Execution policy: Codex gets full repo work, branch off main, reproduce, profile, diagnose, and only land framework-level fixes. If the root cause requires major attention changes, stop and report.

Append-only Log

[2026-03-08 17:17 Asia/Shanghai] Claimed the task, created this project page, and prepared 5-minute cron-driven follow-up plus a persistent Codex worker.
[2026-03-08 17:19 Asia/Shanghai] Switched the 5-minute main-session cron wake to this project, updated HEARTBEAT instructions, and started persistent Codex session oc-codex-pegainfer-tpot-gap in /home/node/.openclaw/workspace/pegainfer.
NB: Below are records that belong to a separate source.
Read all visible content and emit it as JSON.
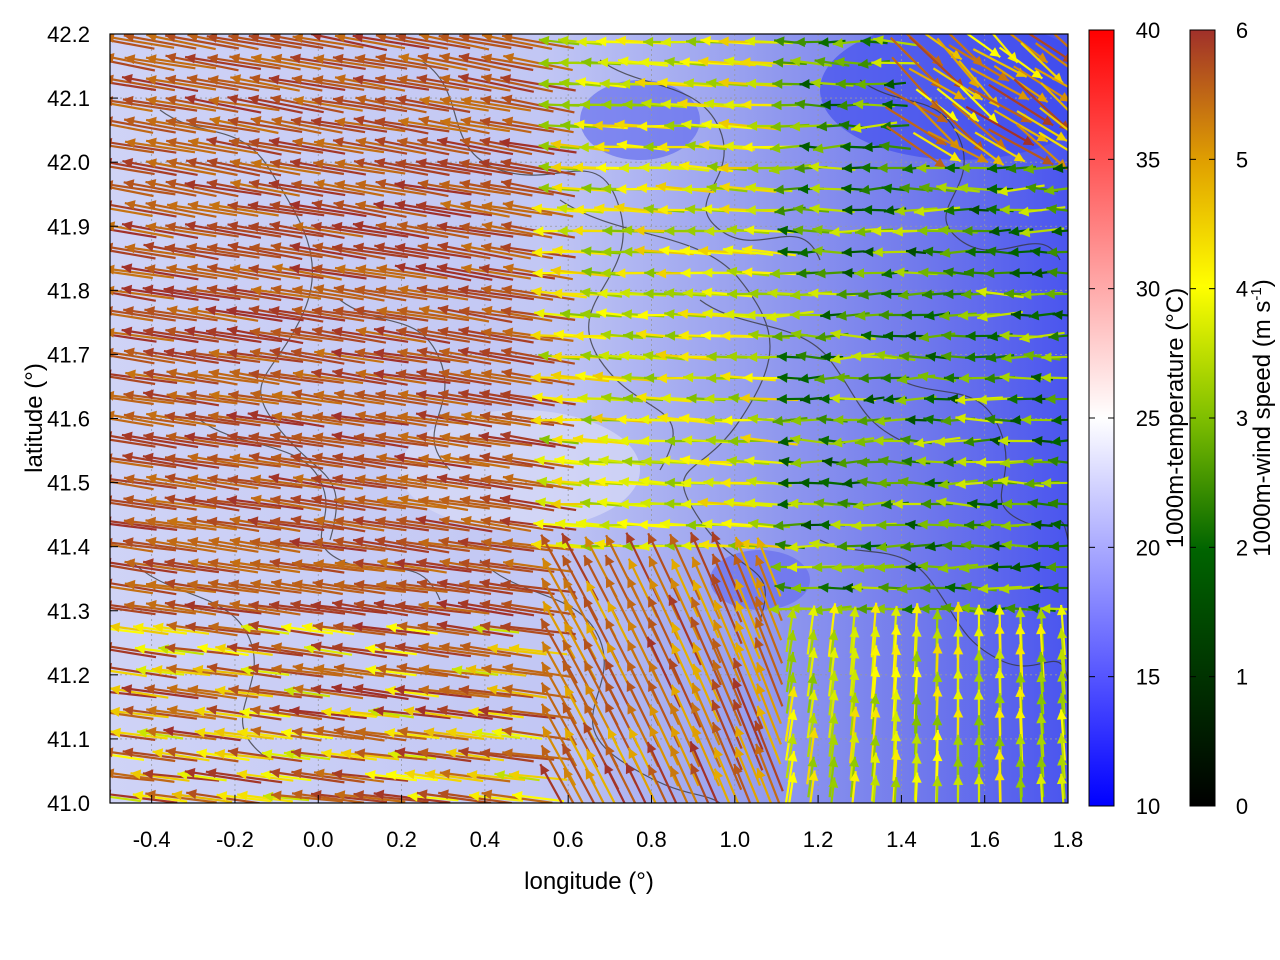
{
  "chart_data": {
    "type": "vector-field",
    "xlabel": "longitude (°)",
    "ylabel": "latitude (°)",
    "xlim": [
      -0.5,
      1.8
    ],
    "ylim": [
      41.0,
      42.2
    ],
    "xticks": [
      "-0.4",
      "-0.2",
      "0.0",
      "0.2",
      "0.4",
      "0.6",
      "0.8",
      "1.0",
      "1.2",
      "1.4",
      "1.6",
      "1.8"
    ],
    "yticks": [
      "41.0",
      "41.1",
      "41.2",
      "41.3",
      "41.4",
      "41.5",
      "41.6",
      "41.7",
      "41.8",
      "41.9",
      "42.0",
      "42.1",
      "42.2"
    ],
    "grid": true,
    "temperature_colorbar": {
      "label": "1000m-temperature (°C)",
      "range": [
        10,
        40
      ],
      "ticks": [
        "10",
        "15",
        "20",
        "25",
        "30",
        "35",
        "40"
      ],
      "colors": [
        "#0000ff",
        "#ffffff",
        "#ff0000"
      ]
    },
    "wind_colorbar": {
      "label_main": "1000m-wind speed (m s",
      "label_sup": "-1",
      "label_close": ")",
      "range": [
        0,
        6
      ],
      "ticks": [
        "0",
        "1",
        "2",
        "3",
        "4",
        "5",
        "6"
      ],
      "colors": [
        "#000000",
        "#006400",
        "#7fbf00",
        "#ffff00",
        "#e0a000",
        "#a0302a"
      ]
    },
    "temperature_field_description_regions": [
      {
        "lon_range": [
          -0.5,
          0.6
        ],
        "lat_range": [
          41.0,
          42.2
        ],
        "temperature": 21
      },
      {
        "lon_range": [
          0.6,
          1.3
        ],
        "lat_range": [
          41.0,
          42.2
        ],
        "temperature": 18
      },
      {
        "lon_range": [
          1.3,
          1.8
        ],
        "lat_range": [
          41.0,
          42.2
        ],
        "temperature": 15
      }
    ]
  }
}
[2026-03-08 17:22 Asia/Shanghai] Recovery + progress: the first acpx prompt launch used an invalid codex flag combination and exited early, but the worker was relaunched successfully. Codex is now actively running in session oc-codex-pegainfer-tpot-gap and has already created branch investigate/tpot-gap.
[2026-03-08 17:38 Asia/Shanghai] First code-level movement detected from Codex on branch investigate/tpot-gap: working tree now includes edits in src/model.rs and src/server_engine.rs (diff stat: 10 insertions, 3 deletions total). Worker is still running, so this looks like an in-progress framework-layer investigation rather than a finished conclusion.
[2026-03-08 17:40 Asia/Shanghai] Manual checkpoint: Codex is not idle; it is actively building the repo (cargo build --release --offline, currently compiling CUDA target gated_delta_rule.cu). Current uncommitted changes now span src/http_server/mod.rs, src/http_server/openai_v1.rs, src/model.rs, and src/server_engine.rs (99 insertions, 7 deletions). The HTTP/server-side diff adds streamed usage support, which may be part of the benchmark-path investigation. I also queued a follow-up asking Codex to explain the hypothesis and whether this actually explains the tpot gap.
[2026-03-08 17:41 Asia/Shanghai] Validation build appears to have completed for the current Codex patch set: no active cargo/nvcc processes remain, and target/release/pegainfer plus release artifacts were updated in the last few minutes. The worker is still running in session oc-codex-pegainfer-tpot-gap with uncommitted edits across src/http_server/mod.rs, src/http_server/openai_v1.rs, src/model.rs, and src/server_engine.rs (current diff stat: 100 insertions, 9 deletions). Still waiting on Codex to explain whether this patch is instrumentation/protocol alignment or an actual tpot-gap fix.
[2026-03-08 17:47 Asia/Shanghai] Major milestone: Codex has cleaned the working tree, committed and pushed branch investigate/tpot-gap at commit dd3c2e6 ("Fix streamed usage accounting and reuse Qwen3 decode graph"), and opened PR #11: https://github.com/xiaguan/pegainfer/pull/11 against main.
[2026-03-08 17:47 Asia/Shanghai] Root-cause checkpoint from Codex: the TPOT gap is mostly benchmark-accounting plus real long-context decode scaling, not just HTTP overhead. Before the fix, live vllm bench serve at 1->256 reproduced about 14.7-14.8ms TPOT; after the patch, the same path dropped to about 13.4ms. Landed safe framework fixes only: reuse the Qwen3 non-streaming decode CUDA graph and emit streamed usage chunks so benchmark clients consume real completion token counts. The remaining gap appears tied to attention/decode scaling, so Codex stopped short of risky kernel work. PR #11 carries the patch and evidence.
[2026-03-08 17:52 Asia/Shanghai] Worker lifecycle update: the persistent Codex session oc-codex-pegainfer-tpot-gap is now dead/terminated; the queue-owner process is defunct. This is not a new blocker for the PR itself: branch investigate/tpot-gap is clean and PR #11 remains OPEN/CLEAN.
[2026-03-08 17:58 Asia/Shanghai] Final wrap-up: release e2e validation passed for both Qwen3-4B (cargo test --release --test e2e -- --nocapture) and Qwen3.5-4B (cargo test --release --test e2e_qwen35 -- --nocapture). PR #11 is now merged into main (merge commit 1fabe79). Conclusion: this change safely fixes benchmark accounting / streamed usage alignment and Qwen3 decode-graph reuse, shrinking the measured 1->256 TPOT gap without touching risky attention kernels; the remaining gap is most consistent with real long-context decode scaling. Cron and heartbeat automation were then disabled.